Если первый из этих тезисов бесспорен, то два другие тезиса вызывают возражения и могут быть оспорены, несмотря на убедительность вскрытого автором «полоно–иранского» фрагмента словаря. Пытаясь свести воедино разные основания для несогласия, можно сказать, что общим для них является несоизмеримость самого статуса «иранизмов» и ситуации «заимствования» в западнославянском (условно — «польском») и восточнославянском («русском») ареалах. В последнем представлена вся гамма результатов взаимодействия двух элементов — от элементарных заимствований (при более строгом подходе многие иранизмы могут оказаться не столько заимствованиями, сколько реликтами иранской речи в языке населения, перешедшего на славянскую речь) до крайне общих моделей, отражающих разные степени межъязыковой интерференции. И у исследователя есть возможности различать результаты разных типов взаимодействия, дифференцировать периоды межъязыковых отношений и разные ираноязычные источники иррадиации заимствований в славянской речи. Наконец, сама семантика заимствований отсылает к конкретным реалиям, к соответствующему хозяйственно–экономическому, социальному и культурно–религиозному укладу, более того, — к ситуации заимствования. Ничего подобного нет, когда речь идет об эксклюзивных западнославянско–иранских соответствиях (характерна «культурная» невыразительность западнославянских иранизмов — преимущественно глаголы (*obačiti, *patriti, *šatriti, *dъbati, *trъvati, *pitvati, *tusiti и др.), практическое отсутствие эксклюзивных «мифологизмов» (*rarogb восходит к иранскому имени, которое иным образом отражено и в восточнославянском; *росvаrа может объясняться и иначе)).

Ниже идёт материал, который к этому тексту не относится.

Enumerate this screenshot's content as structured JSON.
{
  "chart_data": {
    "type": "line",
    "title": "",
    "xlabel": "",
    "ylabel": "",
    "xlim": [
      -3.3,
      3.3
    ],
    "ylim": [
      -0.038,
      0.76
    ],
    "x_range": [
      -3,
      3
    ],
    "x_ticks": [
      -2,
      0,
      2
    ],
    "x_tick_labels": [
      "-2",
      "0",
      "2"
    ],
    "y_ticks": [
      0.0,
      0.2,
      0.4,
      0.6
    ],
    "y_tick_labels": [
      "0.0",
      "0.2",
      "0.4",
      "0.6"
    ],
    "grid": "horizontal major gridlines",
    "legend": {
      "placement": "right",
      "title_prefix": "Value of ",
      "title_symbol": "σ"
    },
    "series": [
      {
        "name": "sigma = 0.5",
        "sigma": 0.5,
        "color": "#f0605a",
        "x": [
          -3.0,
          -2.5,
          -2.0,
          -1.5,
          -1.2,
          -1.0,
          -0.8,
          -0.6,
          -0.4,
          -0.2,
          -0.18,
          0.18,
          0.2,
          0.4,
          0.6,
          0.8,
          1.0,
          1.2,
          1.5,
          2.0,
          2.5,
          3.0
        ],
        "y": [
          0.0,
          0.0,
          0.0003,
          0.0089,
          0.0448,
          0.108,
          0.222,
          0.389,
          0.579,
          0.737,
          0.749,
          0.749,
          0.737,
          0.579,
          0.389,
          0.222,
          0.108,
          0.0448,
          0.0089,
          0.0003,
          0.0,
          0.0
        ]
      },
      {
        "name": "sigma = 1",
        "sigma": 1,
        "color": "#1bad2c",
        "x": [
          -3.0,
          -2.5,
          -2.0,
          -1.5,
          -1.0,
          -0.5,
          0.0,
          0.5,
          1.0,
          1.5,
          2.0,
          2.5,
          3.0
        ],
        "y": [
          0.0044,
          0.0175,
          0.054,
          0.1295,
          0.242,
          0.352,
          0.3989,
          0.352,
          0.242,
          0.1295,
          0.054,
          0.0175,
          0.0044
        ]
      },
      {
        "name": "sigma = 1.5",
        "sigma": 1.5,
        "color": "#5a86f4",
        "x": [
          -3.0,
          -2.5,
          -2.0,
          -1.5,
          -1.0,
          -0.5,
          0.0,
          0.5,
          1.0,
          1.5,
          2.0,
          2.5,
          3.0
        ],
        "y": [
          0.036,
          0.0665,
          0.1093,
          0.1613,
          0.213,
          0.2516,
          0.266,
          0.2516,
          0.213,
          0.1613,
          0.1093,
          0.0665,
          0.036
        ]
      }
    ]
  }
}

В настоящей работе анализу подвергаются некоторые частные примеры, с помощью которых предпринимается попытка проиллюстрировать три важных мотива общего характера — теоретический, относящийся к взаимоотношению мифологических реалий с языковыми элементами и особенностями социальных институтов соответствующих коллективов; культурно–исторический, связанный с соотношением двух мифологических систем в «общих» их частях; и этнолингвистический, касающийся взаимодействия иранского элемента (по возможности конкретно специфицированного) с восточнославянским («русским», древнерусским).
Выделение как особого аспекта исследования именно ирано–восточнославянских контактов, разумеется, не означает непременной ориентации на факты эксклюзивной связи — иранские элементы могут проникать и существенно дальше на запад, охватывая более широкие ареалы Славии. Однако при этом необходимым условием формирования ирано–восточнославянского аспекта темы нужно считать возможность доказательства передовой роли восточнославянского («русского») ареала Славии в отношении рецепции иранских влияний. «Передовая» (в данном случае наиболее выдвинутая на юго–восток) позиция этого ареала обеспечивала первенство (во времени) в восприятии иранизмов, полноту и органичность в их усвоении и возможность уточнения исторических условий, в которых совершались эти контакты. При таком подходе термин «восточнославянский» оказывается не только ареальным и этническим, но и хронологическим и культурно–историческим понятием, что и составляет специфику этого термина в рассматриваемом контексте.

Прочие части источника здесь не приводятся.